Thomas fronça les sourcils, pas sûr d'avoir saisi. Ses sourcils châtains broussailleux le devinrent encore plus et ses petites lèvres formèrent une moue bizarre.

-Pas compris…

-Quel est le problème ?

-Ah ! C'est 'milie ! Elle m'a dit un gros mot !

-Elle a dit un gros mot ou elle t'a insulté ?

-Elle m'a insulté, affirma Thomas en hochant énergiquement de la tête.

-Bon… Carmilla soupira avant de servir un petit sourire à son fils. Va la chercher, dis-lui que Laura l'appelle.

-Mais… m'man est pas en train de faire les courses ?

-Tu connais ta grande soeur, elle ne descendra pas si elle sait que je l'appelle. Allez, fonce.

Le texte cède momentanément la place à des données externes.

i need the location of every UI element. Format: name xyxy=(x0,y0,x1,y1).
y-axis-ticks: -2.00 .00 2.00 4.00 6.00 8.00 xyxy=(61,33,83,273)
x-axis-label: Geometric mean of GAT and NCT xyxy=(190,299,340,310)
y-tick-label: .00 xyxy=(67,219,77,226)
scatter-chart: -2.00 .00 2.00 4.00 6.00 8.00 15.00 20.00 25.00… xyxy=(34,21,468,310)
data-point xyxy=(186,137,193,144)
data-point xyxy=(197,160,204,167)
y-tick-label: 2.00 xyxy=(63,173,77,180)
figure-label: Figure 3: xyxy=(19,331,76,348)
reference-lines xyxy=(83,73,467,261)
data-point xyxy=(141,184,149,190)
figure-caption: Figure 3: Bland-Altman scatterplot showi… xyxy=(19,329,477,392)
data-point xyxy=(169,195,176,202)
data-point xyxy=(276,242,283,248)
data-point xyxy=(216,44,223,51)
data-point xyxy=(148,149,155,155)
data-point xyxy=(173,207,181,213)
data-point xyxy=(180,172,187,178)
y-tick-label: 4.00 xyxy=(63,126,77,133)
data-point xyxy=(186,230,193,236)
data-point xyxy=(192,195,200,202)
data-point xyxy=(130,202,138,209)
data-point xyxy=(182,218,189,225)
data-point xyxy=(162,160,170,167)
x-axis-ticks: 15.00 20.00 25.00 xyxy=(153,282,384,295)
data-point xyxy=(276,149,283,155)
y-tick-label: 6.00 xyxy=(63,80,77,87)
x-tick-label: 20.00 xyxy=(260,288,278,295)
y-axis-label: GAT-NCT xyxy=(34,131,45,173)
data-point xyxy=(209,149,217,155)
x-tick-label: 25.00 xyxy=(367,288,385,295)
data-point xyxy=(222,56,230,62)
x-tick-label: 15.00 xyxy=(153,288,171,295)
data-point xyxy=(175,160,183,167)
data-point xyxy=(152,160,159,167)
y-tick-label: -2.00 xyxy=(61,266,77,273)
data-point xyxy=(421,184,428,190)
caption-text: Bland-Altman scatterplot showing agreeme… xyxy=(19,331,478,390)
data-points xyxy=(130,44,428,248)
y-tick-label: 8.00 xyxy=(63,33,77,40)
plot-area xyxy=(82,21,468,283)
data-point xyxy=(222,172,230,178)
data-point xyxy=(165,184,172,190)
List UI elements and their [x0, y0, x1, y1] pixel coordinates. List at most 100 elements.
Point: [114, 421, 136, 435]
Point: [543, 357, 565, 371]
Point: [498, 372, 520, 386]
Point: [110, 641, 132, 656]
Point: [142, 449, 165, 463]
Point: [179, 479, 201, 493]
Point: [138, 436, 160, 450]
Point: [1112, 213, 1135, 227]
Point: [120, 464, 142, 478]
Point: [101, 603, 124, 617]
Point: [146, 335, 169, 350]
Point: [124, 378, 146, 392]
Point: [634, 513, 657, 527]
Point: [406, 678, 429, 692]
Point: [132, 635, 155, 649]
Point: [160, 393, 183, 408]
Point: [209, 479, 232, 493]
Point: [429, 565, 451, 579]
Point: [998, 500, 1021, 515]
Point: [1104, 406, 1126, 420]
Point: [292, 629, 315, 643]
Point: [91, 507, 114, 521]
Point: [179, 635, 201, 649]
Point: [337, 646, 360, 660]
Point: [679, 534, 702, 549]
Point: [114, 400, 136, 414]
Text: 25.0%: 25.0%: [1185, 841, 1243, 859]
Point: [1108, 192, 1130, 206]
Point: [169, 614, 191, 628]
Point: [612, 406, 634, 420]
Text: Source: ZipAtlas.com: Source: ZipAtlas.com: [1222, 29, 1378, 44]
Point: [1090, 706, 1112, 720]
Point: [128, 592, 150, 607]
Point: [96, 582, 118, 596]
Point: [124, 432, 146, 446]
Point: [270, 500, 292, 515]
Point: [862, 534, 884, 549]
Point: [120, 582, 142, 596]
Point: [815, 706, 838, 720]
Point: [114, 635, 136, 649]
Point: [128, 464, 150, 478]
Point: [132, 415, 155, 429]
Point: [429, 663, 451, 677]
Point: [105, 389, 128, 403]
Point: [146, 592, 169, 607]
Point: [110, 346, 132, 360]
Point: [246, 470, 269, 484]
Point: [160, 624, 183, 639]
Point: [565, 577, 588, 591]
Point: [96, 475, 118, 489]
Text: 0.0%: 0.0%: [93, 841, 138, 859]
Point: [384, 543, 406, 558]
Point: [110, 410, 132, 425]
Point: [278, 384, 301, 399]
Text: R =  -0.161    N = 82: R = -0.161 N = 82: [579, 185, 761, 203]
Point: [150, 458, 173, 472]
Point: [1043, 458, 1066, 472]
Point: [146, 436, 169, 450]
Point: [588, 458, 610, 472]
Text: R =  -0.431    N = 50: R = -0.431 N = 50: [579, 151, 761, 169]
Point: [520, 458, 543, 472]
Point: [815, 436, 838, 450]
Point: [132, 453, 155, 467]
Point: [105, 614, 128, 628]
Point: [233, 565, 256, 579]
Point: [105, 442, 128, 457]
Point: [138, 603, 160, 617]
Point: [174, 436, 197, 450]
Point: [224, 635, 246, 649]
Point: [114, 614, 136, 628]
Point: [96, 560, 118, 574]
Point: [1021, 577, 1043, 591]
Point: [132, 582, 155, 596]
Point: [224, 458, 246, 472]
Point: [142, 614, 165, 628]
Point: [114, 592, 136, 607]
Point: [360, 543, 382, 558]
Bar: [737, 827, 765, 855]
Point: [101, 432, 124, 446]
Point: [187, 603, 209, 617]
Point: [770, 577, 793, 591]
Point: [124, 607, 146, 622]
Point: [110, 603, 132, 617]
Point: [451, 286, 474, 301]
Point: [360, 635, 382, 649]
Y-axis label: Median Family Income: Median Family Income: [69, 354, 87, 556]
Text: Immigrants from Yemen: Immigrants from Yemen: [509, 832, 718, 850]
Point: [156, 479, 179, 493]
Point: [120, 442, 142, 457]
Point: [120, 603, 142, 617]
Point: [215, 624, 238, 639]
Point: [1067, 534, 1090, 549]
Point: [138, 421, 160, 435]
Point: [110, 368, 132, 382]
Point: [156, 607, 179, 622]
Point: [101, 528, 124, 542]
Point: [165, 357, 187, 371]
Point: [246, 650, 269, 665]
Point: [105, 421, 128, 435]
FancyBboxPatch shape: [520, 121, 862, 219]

Le petit châtain acquiesça, sauta de sa chaise et partit en courant chercher " 'milie". Carmilla sourit. Ce petit était vraiment comme Laura, sans aucun doute. Son incapacité à se taire trop longtemps, son énergie débordante, son grand coeur irraisonnable. Quand à Émilie, elle était le portrait craché de Carmilla. Autant au niveau caractère que physique. Leur répartie terrible, leur humour noir, leur côté sombre, indifférent… explosif. Émilie était exactement comme Carmilla, enfant. Heureusement, si elle suivait le schéma de sa mère, ça irait en s'arrangeant. La dernière étape pour définitivement la calmer sera "tomber amoureuse". Bon… sachant que Émilie n'avait que treize ans, Carmilla avait encore le temps de s'acharner.

-Maman… ? Je croyais que c'était m'man qui voulait me voir.

-Il paraît que tu as insulté ton petit frère, Émilie ?

La jeune fille haussa les épaules. Sa mère lui fit signe de s'asseoir, se donnant l'air le plus autoritaire possible. Émilie obéit et se posa sur le siège le plus opposé. Carmilla lui jeta un regard entre deux coups de peleur.

-Tu connais la règle, n'est-ce pas ?

-Oui.

-Cinq euros à chaque fois que tu insultes ton petit frère...

-Oui.

-Tu es descendue avec l'argent ou tu espérais que je te pardonne ?

-J'espérais rien.

-Mais tu n'as pas l'argent ?

-Dans ma chambre.

Carmilla soupira à nouveau et offra un nouveau regard à sa fille.

-Quel gros mot Thomas a-t-il mérité et pourquoi, cette fois ?

Émilie fit mine de ne pas vouloir répondre mais l'air sévère (mais toujours souriant, ce qui était étrange) de sa mère l'en dissuada assez vite. La jeune fille murmura alors sa réponse sans articuler.

-Je n'ai pas entendu, répète un peu ?

-Gros débile...

-Gros débile ? Waw, quelle transcendante insulte. Et pour quelles raisons ?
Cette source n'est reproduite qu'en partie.